Psychological Safety in the Company

Philippe Ammann about Psychological safety in companies
"Managers are afraid that employees will not tell them the truth," explains Philippe Ammann. Rightly so, because if employees do not feel comfortable, they will not talk about problems, will not share ideas, or even worse: they will quit, either internally or in real life.

7 tips for managers:

1. Take responsibility

You are responsible for the culture in your company and can influence it, for example by designing meetings accordingly.

2. Be a role model.

Through your behaviour, you show what is allowed and what is not. The best example of this was during the Corona pandemic: Some politicians and managers had taken advantage while expecting restraint from the population. They were rightly discredited for this.

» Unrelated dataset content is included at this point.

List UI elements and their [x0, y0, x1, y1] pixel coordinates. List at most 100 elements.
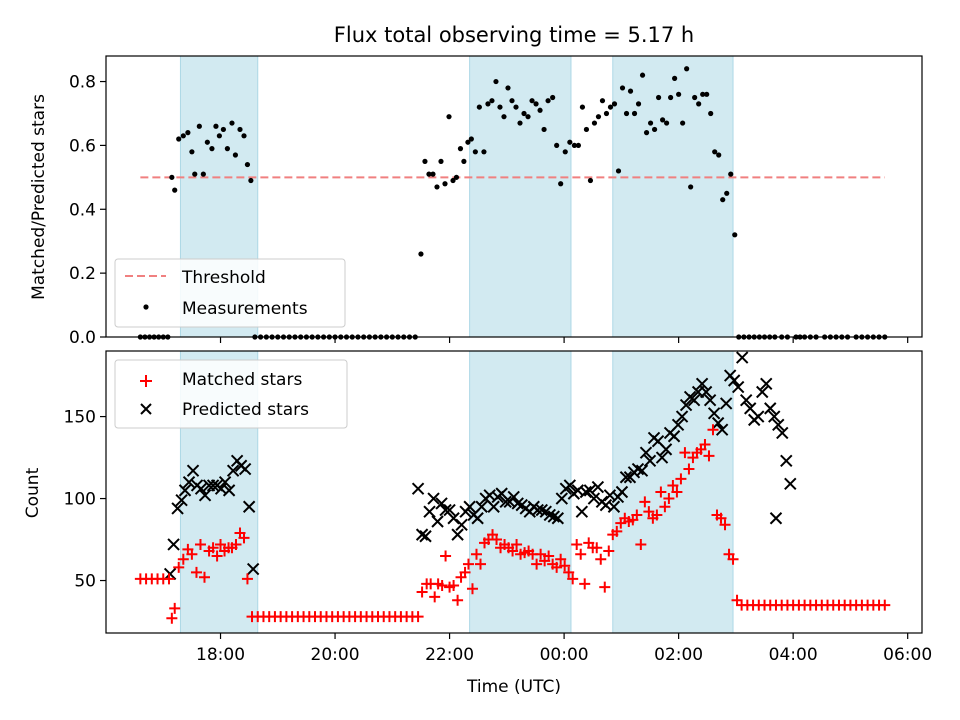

3. Get to know your employees.

Approach them, ask them how they are doing – and do so with honest interest.

4. Accept feedback.

Ask people for feedback, and especially when something didn’t go as you hoped. It may be hardest in these situations, but you will learn the most.

5. Share your knowledge and allow for continuing education.

As a leader, you shouldn’t be afraid of revealing too much about yourself or of someone stealing your thunder. On the contrary, the more you share and the more you encourage your employees, the better off everyone will be.

6. Ask open-ended questions.

These allow employees to share their opinions honestly without you already dictating to them. Allow for opinions that you may not be comfortable with, as this is the only way to get a complete picture of a situation.

7. Reduce tension.

Once you know people and have established a relationship with them, tensions are reduced. This is not about team outings that only have a short-term effect, but really knowing the other people so that you also better understand why someone acts accordingly in a situation.


“Safety means responding constructively to errors,” says Ammann. This is also becoming increasingly important in view of the new generation. Because the young in particular demand psychological security and don’t want to work in companies with a culture of fear. So if you want to recruit the talent of tomorrow, psychological safety is essential.